On the trip there were similar mind-over-matter moments, times when my body wasn’t ready to give up but my mind said it was crazy. And I kept going.”
He had never heard of Shalva before a friend told him about the trek, and went for a guided tour of the center’s Jerusalem headquarters in Har Nof. Because he struggled physically, emotionally and socially with his speech dysfluency for many years, he said, the children he saw there touched a chord in him.
Upon his return from Tanzania, Straus marked his 32nd birthday with a two-day hike around Eilat. “I’m researching several other summits I can do next,” he said.
Gary Jason spent nearly a year getting in shape for the climb, inspired by the chance for a once-in-a-lifetime adventure while raising money “for an amazing cause that I truly believe in.”
“For my children, who are quite young, it showed that anything is possible if you put your mind to it,” he said. The physical effort paid off in ways he may not have expected. “The climb wasn’t about reaching the summit but about the journey itself, being with incredible people,” said Jason.
Avi and Helen Moskowitz of Jerusalem were one of two married couples on Climb4Shalva. (The other was Daniel and Leah Hill from California.) Helen Moskowitz jokes that it was a sort of “midlife crisis” activity as they near 30 years of marriage, but it also seemed fitting as they originally met as teenage counselors at a New York camp for Jewish children with special needs.
“We’ve been supportive of Shalva for years, and we like the outdoors, so when I saw the email from Shalva in January, we went for it,” said Helen Moskowitz.
“We didn’t think it was so crazy at the time.
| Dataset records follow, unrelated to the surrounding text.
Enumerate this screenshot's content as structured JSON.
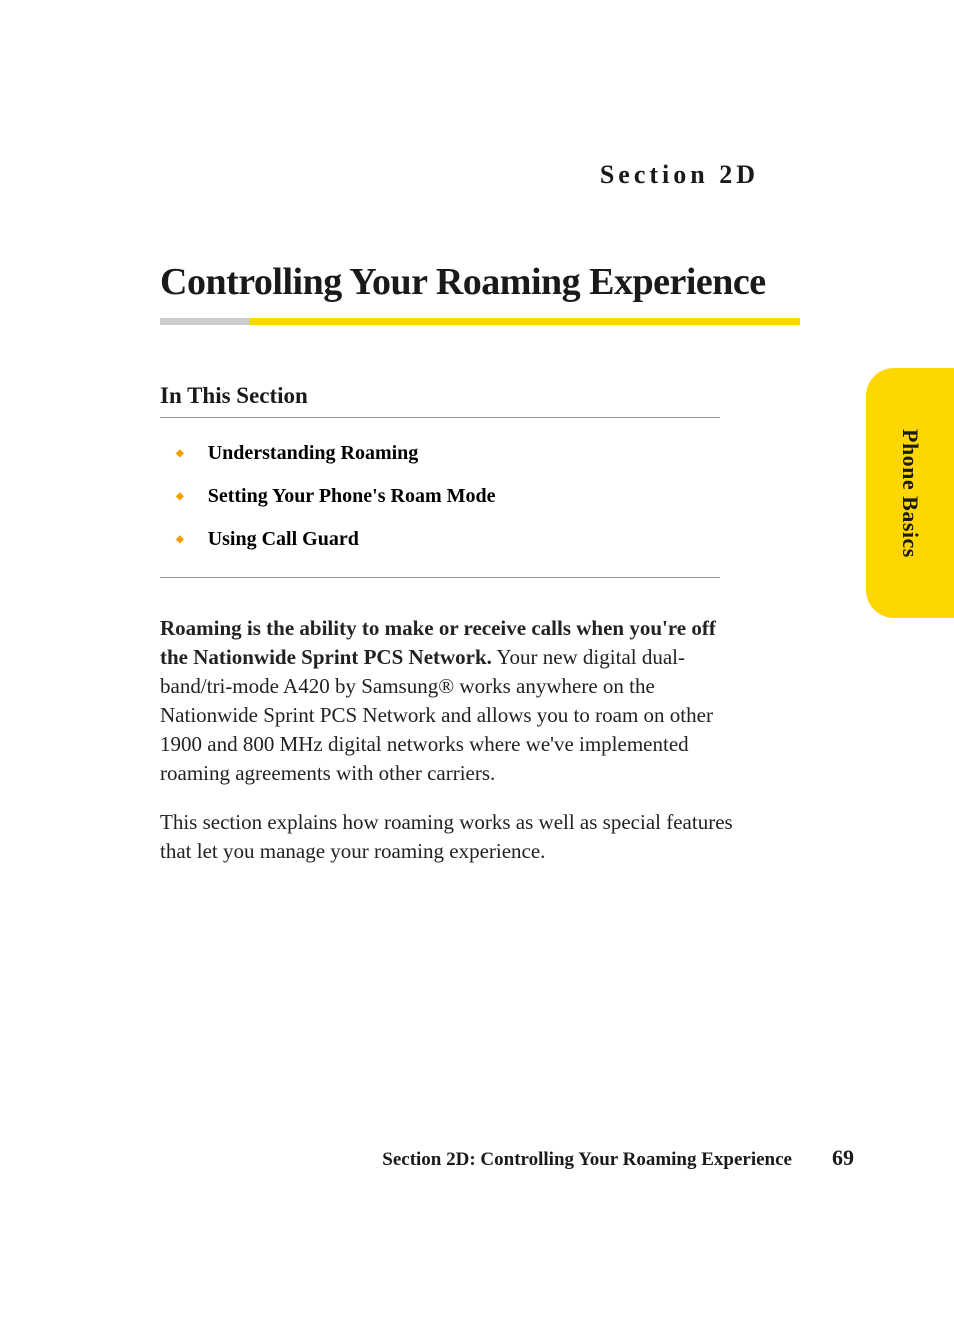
{
  "section_label": "Section 2D",
  "title": "Controlling Your Roaming Experience",
  "subheading": "In This Section",
  "toc": {
    "items": [
      {
        "label": "Understanding Roaming"
      },
      {
        "label": "Setting Your Phone's Roam Mode"
      },
      {
        "label": "Using Call Guard"
      }
    ]
  },
  "paragraphs": {
    "p1_bold": "Roaming is the ability to make or receive calls when you're off the Nationwide Sprint PCS Network.",
    "p1_rest": " Your new digital dual-band/tri-mode A420 by Samsung® works anywhere on the Nationwide Sprint PCS Network and allows you to roam on other 1900 and 800 MHz digital networks where we've implemented roaming agreements with other carriers.",
    "p2": "This section explains how roaming works as well as special features that let you manage your roaming experience."
  },
  "side_tab": "Phone Basics",
  "footer": {
    "text": "Section 2D: Controlling Your Roaming Experience",
    "page": "69"
  }
}
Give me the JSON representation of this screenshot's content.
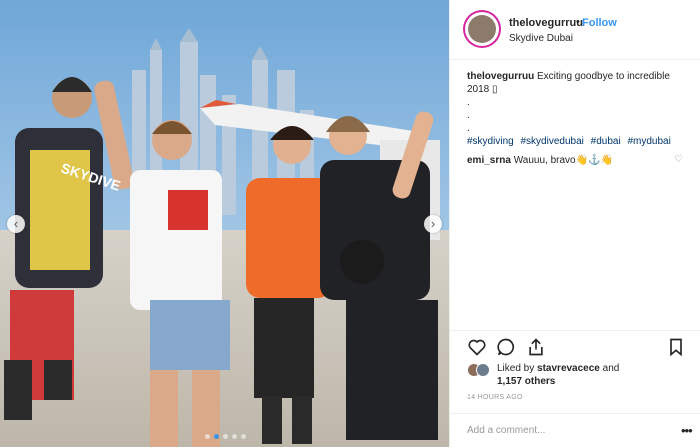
{
  "post": {
    "username": "thelovegurruu",
    "follow_label": "Follow",
    "separator": "•",
    "location": "Skydive Dubai",
    "caption_line1": "Exciting goodbye to incredible",
    "caption_line2": "2018 ▯",
    "caption_dots": [
      ".",
      ".",
      "."
    ],
    "hashtags": [
      "#skydiving",
      "#skydivedubai",
      "#dubai",
      "#mydubai"
    ],
    "comment": {
      "username": "emi_srna",
      "text": "Wauuu, bravo👋⚓👋"
    },
    "likes": {
      "prefix": "Liked by",
      "user": "stavrevacece",
      "conj": "and",
      "count": "1,157 others"
    },
    "timestamp": "14 HOURS AGO",
    "add_comment_placeholder": "Add a comment...",
    "more_label": "•••",
    "photo_text": "SKYDIVE"
  },
  "colors": {
    "link": "#3897f0",
    "hashtag": "#003569",
    "text": "#262626",
    "muted": "#999999",
    "border": "#efefef"
  },
  "icons": [
    "heart-icon",
    "comment-icon",
    "share-icon",
    "bookmark-icon",
    "chevron-left-icon",
    "chevron-right-icon"
  ]
}
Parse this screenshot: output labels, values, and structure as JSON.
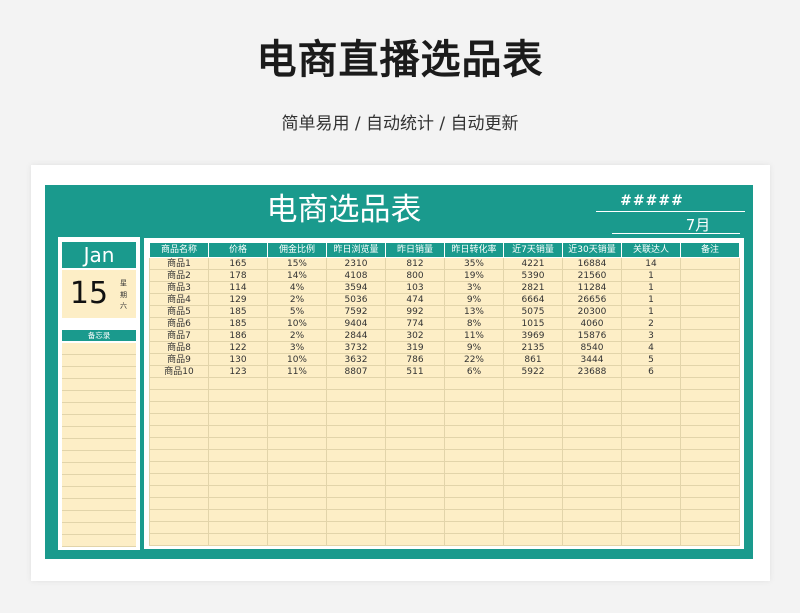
{
  "page": {
    "title": "电商直播选品表",
    "subtitle": "简单易用 / 自动统计 / 自动更新"
  },
  "sheet": {
    "title": "电商选品表",
    "hash_cell": "#####",
    "month": "7月",
    "date": {
      "month": "Jan",
      "day": "15",
      "weekday": "星期六"
    },
    "memo_label": "备忘录",
    "columns": [
      "商品名称",
      "价格",
      "佣金比例",
      "昨日浏览量",
      "昨日销量",
      "昨日转化率",
      "近7天销量",
      "近30天销量",
      "关联达人",
      "备注"
    ],
    "rows": [
      [
        "商品1",
        "165",
        "15%",
        "2310",
        "812",
        "35%",
        "4221",
        "16884",
        "14",
        ""
      ],
      [
        "商品2",
        "178",
        "14%",
        "4108",
        "800",
        "19%",
        "5390",
        "21560",
        "1",
        ""
      ],
      [
        "商品3",
        "114",
        "4%",
        "3594",
        "103",
        "3%",
        "2821",
        "11284",
        "1",
        ""
      ],
      [
        "商品4",
        "129",
        "2%",
        "5036",
        "474",
        "9%",
        "6664",
        "26656",
        "1",
        ""
      ],
      [
        "商品5",
        "185",
        "5%",
        "7592",
        "992",
        "13%",
        "5075",
        "20300",
        "1",
        ""
      ],
      [
        "商品6",
        "185",
        "10%",
        "9404",
        "774",
        "8%",
        "1015",
        "4060",
        "2",
        ""
      ],
      [
        "商品7",
        "186",
        "2%",
        "2844",
        "302",
        "11%",
        "3969",
        "15876",
        "3",
        ""
      ],
      [
        "商品8",
        "122",
        "3%",
        "3732",
        "319",
        "9%",
        "2135",
        "8540",
        "4",
        ""
      ],
      [
        "商品9",
        "130",
        "10%",
        "3632",
        "786",
        "22%",
        "861",
        "3444",
        "5",
        ""
      ],
      [
        "商品10",
        "123",
        "11%",
        "8807",
        "511",
        "6%",
        "5922",
        "23688",
        "6",
        ""
      ]
    ]
  },
  "colors": {
    "accent": "#1a9a8d",
    "cream": "#fdeec6",
    "grid": "#e2d4aa"
  }
}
But when we got there and saw these little tents that two of us had to sleep in, it was a little jarring. It was a very tough climb.”
Avi Moskowitz says they gained much from facing the challenge as a twosome. “There are journey people and destination people, and Kilimanjaro combines those two. Having the opportunity to really enjoy the journey and make it to the summit brought another level of satisfaction and reinforced our relationship.”
His wife added that the camaraderie among the group was extraordinary. “Living in Israel, I feel a little insulated sometimes from the rest of the Jewish world. Spending over a week with Jewish people from other places adds a nice dimension to my outlook on our people,” she said.
Shalva’s next extreme fund-raiser will be a trek and bike ride during the first two weeks of July in Iceland. “We are hoping to do Kilimanjaro again next December,” Hirsch said.